Over the span of the next ten minutes, Japan and Romano attempted to understand how the game Psychiatrist worked. It took several repeated sentences, lots of yelling, an insane number of examples, some crude gestures from Prussia, and, when all else failed, letting someone with sense (Canada) explain the rules, but eventually the point got across.

"THIS HAS TO BE THE DUMBEST FUCKING GAME OF ALL TIME," Romano yelled. "I HATE ALL OF YOU!" He wasted no time in stomping his foot and storming out of the room in a fit.

"...Spain," America said solemnly, "I hate to say this, but I don't think Romano's gonna let you screw him any time soon."

The look of distress on Spain's face grew as he realized that America was probably right. "¡Pero mi tomatito! ¡ESPERA!" Seconds later, he was in pursuit of the Italian and out the door.

Japan blinked. "That was certainly... an experience," he allowed.

"Was if fun?" France asked with a knowing grin.

"...I will refrain from answering that. Now, seeing as the 'meeting' is over, I think I shall take my leave and go to my room." He bowed politely to them all before exiting as well.

Italy began tugging on Germany's sleeve. "Ve, can we go get pasta~?"

Germany sighed and stood up, knowing that arguing would be pointless (even though there probably weren't any restaurants opened with the weather that night anyway—maybe they could find a kitchen in the building or something). "Ja, of course." The Italian wasted no time in hurrying them out the door, but before it closed the German managed to address everyone else with a polite, "Guten Abend, all of you."

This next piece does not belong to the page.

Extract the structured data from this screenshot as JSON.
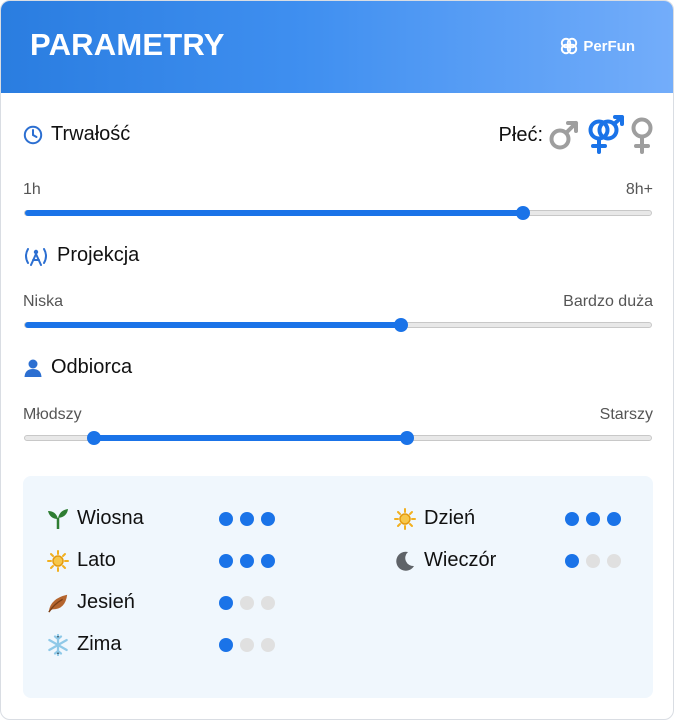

"...Well... the room finally warmed up..." Canada mumbled to himself.

"I KNOW," Prussia groaned while stretching out in his chair. "It's about damn time!" He paused, then added with a wink, "Hey Mattie, let's go spy on those lovebirds! Two voyeurs are better than one—"

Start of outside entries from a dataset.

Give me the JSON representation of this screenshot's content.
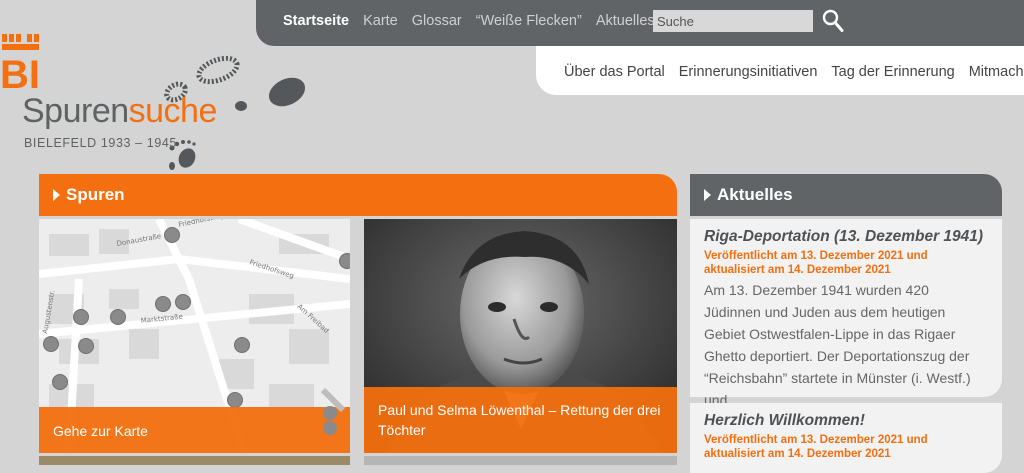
{
  "nav": {
    "items": [
      {
        "label": "Startseite",
        "active": true
      },
      {
        "label": "Karte"
      },
      {
        "label": "Glossar"
      },
      {
        "label": "“Weiße Flecken”"
      },
      {
        "label": "Aktuelles"
      }
    ],
    "search_placeholder": "Suche"
  },
  "subnav": {
    "items": [
      {
        "label": "Über das Portal"
      },
      {
        "label": "Erinnerungsinitiativen"
      },
      {
        "label": "Tag der Erinnerung"
      },
      {
        "label": "Mitmachen!"
      }
    ]
  },
  "logo": {
    "city_mark": "BI",
    "word1": "Spuren",
    "word2": "suche",
    "subtitle": "BIELEFELD 1933 – 1945"
  },
  "spuren": {
    "title": "Spuren",
    "tiles": [
      {
        "caption": "Gehe zur Karte",
        "street_labels": [
          "Donaustraße",
          "Friedhofsweg",
          "Friedhofsweg",
          "Marktstraße",
          "Am Freibad",
          "Augustenstr."
        ]
      },
      {
        "caption": "Paul und Selma Löwenthal – Rettung der drei Töchter"
      }
    ]
  },
  "aktuelles": {
    "title": "Aktuelles",
    "posts": [
      {
        "title": "Riga-Deportation (13. Dezember 1941)",
        "date": "Veröffentlicht am 13. Dezember 2021 und aktualisiert am 14. Dezember 2021",
        "excerpt": "Am 13. Dezember 1941 wurden 420 Jüdinnen und Juden aus dem heutigen Gebiet Ostwestfalen-Lippe in das Rigaer Ghetto deportiert. Der Deportationszug der “Reichsbahn” startete in Münster (i. Westf.) und"
      },
      {
        "title": "Herzlich Willkommen!",
        "date": "Veröffentlicht am 13. Dezember 2021 und aktualisiert am 14. Dezember 2021"
      }
    ]
  },
  "colors": {
    "accent": "#f36f0f",
    "nav_bg": "#616466",
    "page_bg": "#d4d4d4"
  }
}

"Says the nation who'll be busy invading Austria's vital regions tonight," the Canadian retorted.

Prussia blinked and scowled before dragging the northern country out of the room with him.

Between the remaining nations, there was an awkward silence.

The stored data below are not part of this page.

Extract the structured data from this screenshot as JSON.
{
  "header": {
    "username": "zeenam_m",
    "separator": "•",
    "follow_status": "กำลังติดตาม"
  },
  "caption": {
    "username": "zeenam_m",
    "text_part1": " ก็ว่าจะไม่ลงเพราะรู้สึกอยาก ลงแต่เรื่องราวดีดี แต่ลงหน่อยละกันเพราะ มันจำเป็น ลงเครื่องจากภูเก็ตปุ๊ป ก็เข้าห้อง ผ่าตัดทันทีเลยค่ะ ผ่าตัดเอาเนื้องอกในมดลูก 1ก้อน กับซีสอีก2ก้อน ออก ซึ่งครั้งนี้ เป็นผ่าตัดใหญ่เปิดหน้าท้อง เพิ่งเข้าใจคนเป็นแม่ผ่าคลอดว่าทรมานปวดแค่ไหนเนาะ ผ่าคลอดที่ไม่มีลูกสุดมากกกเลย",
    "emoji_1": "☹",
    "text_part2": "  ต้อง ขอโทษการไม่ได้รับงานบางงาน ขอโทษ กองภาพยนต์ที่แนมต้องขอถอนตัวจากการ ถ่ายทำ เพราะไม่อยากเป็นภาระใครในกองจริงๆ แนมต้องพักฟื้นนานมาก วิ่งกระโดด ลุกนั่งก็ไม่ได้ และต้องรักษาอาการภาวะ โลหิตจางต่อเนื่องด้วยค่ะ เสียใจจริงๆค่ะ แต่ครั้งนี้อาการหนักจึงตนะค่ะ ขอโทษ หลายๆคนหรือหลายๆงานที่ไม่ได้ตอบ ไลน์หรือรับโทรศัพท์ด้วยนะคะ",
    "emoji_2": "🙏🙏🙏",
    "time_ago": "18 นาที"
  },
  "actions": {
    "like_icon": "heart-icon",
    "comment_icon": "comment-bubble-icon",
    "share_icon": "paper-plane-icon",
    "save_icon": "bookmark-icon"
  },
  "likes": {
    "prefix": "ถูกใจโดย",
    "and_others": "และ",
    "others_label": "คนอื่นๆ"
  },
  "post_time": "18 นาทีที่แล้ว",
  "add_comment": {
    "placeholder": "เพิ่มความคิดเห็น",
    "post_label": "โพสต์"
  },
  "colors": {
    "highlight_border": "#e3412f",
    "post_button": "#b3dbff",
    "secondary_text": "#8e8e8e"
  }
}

"So... Hungary," Austria finally said. "Shall we?"

Hungary giggled like a schoolgirl as Austria extended an arm. "I have to say—your question was the best invitation to bed I've EVER heard."

The Austrian beamed. "I figured you'd appreciate the finesse; I CAN be creative if I—"

"Oh, sod off," England said grumpily. "Go find a bleeding broom closet already."

Hungary stuck her tongue out at the Brit and kept giggling as she and Austria rushed out.

"Okay, what the hell," America commented. "That was just plain AWKWARD."

"Da!" Russia agreed. "Now I want some vodka!"

"...That's no help, aru," China mumbled under his breath.

"So now what?" France asked. "There are five of us left... with nowhere to go... and nothing to get done tonight..."

The former Allied Powers all glanced at each other for another minute or so before simultaneously standing up.

"I think it's time to leave," England said dryly, "before we end up playing 'Duck, Duck, Goose'."